A team of Spanish researchers has discovered an HIV-resistant gene that could be good news in search of a cure for the virus.
For members of a Spanish family, it was a muscular disease which they had to live with every day but for HIV patients, it’s a beacon of hope.
Madrid researchers reported on Thursday that a new, extremely rare genetic mutation is creating natural immunity to the AIDS virus.
A first mutation, transmitted to “A Berlin patient” Timothy Brown a decade ago, had already proved its effectiveness. The stem cell transplant that he had received – which contained a rare mutation in the CCR5 gene – had cured him of HIV.
This time the mutation concerns the gene TNPO3, and appears in very rare patients who have a muscle disorder called “muscular dystrophy type 1F belts “.
Doctors who were studying the case of this family realized that this gene was at the heart of the work of researchers on HIV. Indeed, it had already been identified that this gene played a role in the transport of the virus inside the cells.
Geneticists in Madrid tried to infect the blood of this family with the AIDS virus in the laboratory, and the result was surprising: their lymphocities were resistant to HIV.

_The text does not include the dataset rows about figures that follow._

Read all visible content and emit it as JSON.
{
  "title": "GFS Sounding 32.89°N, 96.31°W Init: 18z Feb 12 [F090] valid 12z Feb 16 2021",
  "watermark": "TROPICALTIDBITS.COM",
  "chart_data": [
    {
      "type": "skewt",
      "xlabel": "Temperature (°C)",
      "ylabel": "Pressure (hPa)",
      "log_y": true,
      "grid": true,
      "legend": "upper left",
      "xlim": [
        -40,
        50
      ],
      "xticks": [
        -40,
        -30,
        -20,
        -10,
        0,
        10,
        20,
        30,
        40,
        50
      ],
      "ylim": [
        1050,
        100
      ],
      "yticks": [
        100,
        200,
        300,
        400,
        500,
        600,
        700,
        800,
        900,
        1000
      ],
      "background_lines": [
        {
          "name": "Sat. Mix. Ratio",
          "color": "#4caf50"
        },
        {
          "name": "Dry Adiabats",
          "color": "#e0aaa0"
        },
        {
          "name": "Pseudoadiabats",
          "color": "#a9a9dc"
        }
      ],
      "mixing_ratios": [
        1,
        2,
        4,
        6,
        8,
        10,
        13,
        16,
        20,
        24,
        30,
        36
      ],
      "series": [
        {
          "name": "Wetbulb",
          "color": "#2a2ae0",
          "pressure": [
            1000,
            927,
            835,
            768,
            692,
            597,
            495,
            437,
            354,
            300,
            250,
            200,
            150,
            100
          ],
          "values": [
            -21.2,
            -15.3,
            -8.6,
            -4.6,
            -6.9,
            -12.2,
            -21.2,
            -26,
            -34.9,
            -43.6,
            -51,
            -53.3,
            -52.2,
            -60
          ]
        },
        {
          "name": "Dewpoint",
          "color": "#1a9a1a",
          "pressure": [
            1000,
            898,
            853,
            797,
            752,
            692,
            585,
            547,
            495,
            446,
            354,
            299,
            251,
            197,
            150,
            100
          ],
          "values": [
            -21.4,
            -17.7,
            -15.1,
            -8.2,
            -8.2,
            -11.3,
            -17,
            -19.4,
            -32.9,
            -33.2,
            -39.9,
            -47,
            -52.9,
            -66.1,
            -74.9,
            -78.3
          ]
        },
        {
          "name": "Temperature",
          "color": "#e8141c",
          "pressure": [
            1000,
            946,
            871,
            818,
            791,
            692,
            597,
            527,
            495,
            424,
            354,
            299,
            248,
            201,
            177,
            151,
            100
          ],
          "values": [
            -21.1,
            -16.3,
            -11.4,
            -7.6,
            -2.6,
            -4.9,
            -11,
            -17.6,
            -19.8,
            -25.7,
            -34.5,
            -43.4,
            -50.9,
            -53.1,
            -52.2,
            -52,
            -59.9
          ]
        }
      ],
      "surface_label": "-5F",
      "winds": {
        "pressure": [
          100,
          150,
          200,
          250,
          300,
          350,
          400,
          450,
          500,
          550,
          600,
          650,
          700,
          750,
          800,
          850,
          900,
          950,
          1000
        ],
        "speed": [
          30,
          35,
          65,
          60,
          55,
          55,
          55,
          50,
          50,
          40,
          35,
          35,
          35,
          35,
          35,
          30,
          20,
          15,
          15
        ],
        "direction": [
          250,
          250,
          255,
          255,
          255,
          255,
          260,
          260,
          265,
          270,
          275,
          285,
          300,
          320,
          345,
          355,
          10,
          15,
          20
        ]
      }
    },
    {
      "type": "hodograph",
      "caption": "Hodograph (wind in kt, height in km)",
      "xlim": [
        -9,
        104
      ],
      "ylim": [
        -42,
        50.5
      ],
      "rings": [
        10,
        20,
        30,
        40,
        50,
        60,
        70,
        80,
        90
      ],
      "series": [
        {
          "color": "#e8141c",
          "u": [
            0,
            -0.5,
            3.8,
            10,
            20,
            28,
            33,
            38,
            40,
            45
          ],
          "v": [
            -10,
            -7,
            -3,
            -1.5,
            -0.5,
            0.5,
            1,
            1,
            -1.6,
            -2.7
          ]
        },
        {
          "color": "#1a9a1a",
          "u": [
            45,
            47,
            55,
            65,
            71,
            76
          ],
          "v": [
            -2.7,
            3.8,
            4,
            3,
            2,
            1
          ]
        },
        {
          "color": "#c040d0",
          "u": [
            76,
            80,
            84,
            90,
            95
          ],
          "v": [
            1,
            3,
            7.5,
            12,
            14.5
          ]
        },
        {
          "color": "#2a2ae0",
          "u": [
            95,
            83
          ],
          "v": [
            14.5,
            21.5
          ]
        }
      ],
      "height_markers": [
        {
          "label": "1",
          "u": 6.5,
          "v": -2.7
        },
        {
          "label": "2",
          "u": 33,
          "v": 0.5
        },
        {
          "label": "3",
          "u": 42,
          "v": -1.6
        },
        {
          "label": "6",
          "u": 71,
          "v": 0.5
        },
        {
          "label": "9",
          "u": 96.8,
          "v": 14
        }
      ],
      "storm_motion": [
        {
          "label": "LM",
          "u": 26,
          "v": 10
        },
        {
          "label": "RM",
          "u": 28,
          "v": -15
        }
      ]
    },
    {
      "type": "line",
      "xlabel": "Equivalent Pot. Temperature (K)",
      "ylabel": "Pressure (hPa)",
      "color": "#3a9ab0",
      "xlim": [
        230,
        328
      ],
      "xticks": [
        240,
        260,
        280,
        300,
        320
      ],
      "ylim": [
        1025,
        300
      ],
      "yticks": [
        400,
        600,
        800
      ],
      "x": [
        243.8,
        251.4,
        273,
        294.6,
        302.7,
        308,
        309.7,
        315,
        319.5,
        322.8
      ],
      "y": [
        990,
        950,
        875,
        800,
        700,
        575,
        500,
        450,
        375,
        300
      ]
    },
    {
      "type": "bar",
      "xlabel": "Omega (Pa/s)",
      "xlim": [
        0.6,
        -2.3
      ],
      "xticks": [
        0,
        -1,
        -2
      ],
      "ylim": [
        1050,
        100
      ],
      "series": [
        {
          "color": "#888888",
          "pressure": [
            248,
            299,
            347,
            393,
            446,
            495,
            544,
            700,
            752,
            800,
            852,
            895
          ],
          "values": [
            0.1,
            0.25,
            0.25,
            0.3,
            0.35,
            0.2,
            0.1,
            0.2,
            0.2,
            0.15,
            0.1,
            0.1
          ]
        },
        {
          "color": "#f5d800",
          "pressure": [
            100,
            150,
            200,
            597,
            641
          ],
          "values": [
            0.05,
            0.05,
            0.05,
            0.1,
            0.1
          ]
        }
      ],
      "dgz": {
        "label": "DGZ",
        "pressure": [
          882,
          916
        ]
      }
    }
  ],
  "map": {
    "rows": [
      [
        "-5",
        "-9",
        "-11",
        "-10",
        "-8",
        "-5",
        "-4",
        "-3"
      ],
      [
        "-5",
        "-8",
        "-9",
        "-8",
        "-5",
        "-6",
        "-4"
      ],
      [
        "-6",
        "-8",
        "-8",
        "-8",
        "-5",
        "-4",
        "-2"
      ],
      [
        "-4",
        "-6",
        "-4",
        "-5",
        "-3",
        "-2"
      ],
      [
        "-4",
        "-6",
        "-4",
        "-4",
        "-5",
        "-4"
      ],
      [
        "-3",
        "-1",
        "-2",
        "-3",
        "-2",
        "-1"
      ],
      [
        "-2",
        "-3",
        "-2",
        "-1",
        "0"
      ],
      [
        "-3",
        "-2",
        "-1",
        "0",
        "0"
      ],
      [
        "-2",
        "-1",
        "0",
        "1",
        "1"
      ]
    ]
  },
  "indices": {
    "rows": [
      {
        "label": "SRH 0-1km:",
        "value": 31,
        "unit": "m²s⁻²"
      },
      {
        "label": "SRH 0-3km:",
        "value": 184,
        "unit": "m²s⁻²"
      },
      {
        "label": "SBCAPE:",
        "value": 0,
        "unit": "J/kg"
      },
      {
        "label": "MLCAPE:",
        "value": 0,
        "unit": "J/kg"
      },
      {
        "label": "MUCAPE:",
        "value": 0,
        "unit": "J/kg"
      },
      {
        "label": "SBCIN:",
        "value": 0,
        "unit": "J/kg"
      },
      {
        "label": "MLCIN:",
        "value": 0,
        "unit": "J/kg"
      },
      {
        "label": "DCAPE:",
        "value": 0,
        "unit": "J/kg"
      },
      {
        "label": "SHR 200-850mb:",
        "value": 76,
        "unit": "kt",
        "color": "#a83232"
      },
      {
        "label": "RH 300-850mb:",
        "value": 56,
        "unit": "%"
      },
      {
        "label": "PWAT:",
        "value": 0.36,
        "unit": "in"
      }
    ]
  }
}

“This helps us to understand much better the transport of the virus in the cell,” explained in French Agency Agence France-Presse José Alcami, the virologist of the Institute of Health Carlos III in Madrid who conducted these research published in the American magazine PLOS Pathogens.
The production of a drug from this discovery is still a long way off but, it could, however, allow scientists to know more about the virus, including the resistance of some people to infection, as the virologist still points out: “There is still much that is not well known about HIV. For example, it is not known why 5% of patients who are infected do not develop AIDS. There are mechanisms of resistance to infection that are very poorly understood. ”
Research is progressing
The good news is, however, linked in the research against the AIDS virus. Recently, a team of US researchers successfully eliminated HIV from the genome of several mice through a combination of two techniques involving the action of anti-retroviral drugs and a “cleansing” of the genome, to eliminate cells containing HIV.